Researchers interested in studying the functioning of the brain often rely on observing the behavior of animals such as rats and monkeys.
This new virtual reality (VR) platform, developed by Western University in Canada, could finally allow researchers to create visual experiments that can smoothly be replicated across species.
The three inventors, Julio Martinez-Trujillo, Roberto Gulli and Guillaume Doucet, say that this new "toolbox" could be used to create immersive virtual worlds for studying the brains of humans and animals alike.
"One thing that may be very handy to people testing cognitive abilities in animals is to standardize the environments and share this in a way that we can extrapolate results from one species to another and from animals to humans. The virtual environment also make things more realistic in terms of how do we test animal models and humans," Julio Martinez-Trujillo told Sputnik.
"We can put a human or animal in a context that looks similar to what would be in real life, but we do control each one of the variables in the environments — like make it darker, or change the color of the walls, or the amount of objects in a display or the complexity of a maze, and we can do this from one minute to the next, by having prepared environments."

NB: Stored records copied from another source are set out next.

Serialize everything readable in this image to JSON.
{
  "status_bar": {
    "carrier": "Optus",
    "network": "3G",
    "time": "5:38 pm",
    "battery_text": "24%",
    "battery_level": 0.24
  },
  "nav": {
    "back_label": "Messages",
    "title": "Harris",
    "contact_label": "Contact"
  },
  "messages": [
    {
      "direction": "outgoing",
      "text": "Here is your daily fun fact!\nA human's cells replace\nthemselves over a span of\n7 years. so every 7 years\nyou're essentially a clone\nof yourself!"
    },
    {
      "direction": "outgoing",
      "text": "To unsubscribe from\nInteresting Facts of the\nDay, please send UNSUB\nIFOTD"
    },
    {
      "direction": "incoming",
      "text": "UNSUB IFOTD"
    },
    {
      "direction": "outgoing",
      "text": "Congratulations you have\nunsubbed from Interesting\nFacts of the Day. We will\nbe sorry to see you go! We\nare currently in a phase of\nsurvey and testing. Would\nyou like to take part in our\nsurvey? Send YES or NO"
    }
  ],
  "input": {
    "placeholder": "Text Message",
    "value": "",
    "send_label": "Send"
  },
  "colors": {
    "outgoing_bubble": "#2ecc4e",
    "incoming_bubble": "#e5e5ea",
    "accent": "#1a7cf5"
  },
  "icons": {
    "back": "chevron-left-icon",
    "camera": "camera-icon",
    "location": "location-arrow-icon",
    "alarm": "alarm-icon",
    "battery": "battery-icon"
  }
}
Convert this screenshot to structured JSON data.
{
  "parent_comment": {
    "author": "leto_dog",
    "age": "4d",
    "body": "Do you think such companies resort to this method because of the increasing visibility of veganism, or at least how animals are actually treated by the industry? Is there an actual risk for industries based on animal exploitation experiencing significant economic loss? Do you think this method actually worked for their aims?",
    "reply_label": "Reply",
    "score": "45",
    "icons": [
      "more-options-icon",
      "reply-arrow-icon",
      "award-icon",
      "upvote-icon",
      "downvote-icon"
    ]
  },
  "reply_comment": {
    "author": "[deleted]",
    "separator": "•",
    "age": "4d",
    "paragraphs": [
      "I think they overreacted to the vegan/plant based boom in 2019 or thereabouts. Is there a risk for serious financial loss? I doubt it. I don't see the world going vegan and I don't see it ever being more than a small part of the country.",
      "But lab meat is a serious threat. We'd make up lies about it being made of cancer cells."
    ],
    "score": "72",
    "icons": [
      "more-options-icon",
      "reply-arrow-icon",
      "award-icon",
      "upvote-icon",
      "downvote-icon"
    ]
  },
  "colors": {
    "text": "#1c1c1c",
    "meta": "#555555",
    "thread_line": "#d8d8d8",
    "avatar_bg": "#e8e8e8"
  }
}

The technology is built using a 3D video game engine — called Unreal Engine 3 — that has then been interfaced with several animal-testing systems.
VR is becoming an increasingly important tool in brain research — in effects, mice-specific VR systems have been developed in the past — and it is bound to play an even larger role as a result of the commercial innovations to the technology.
In 2016 — which has been dubbed the "year of VR" by techies — several VR headsets are scheduled to hit the market. We might be about to see rats wearing Oculus Rifts sooner than we expected.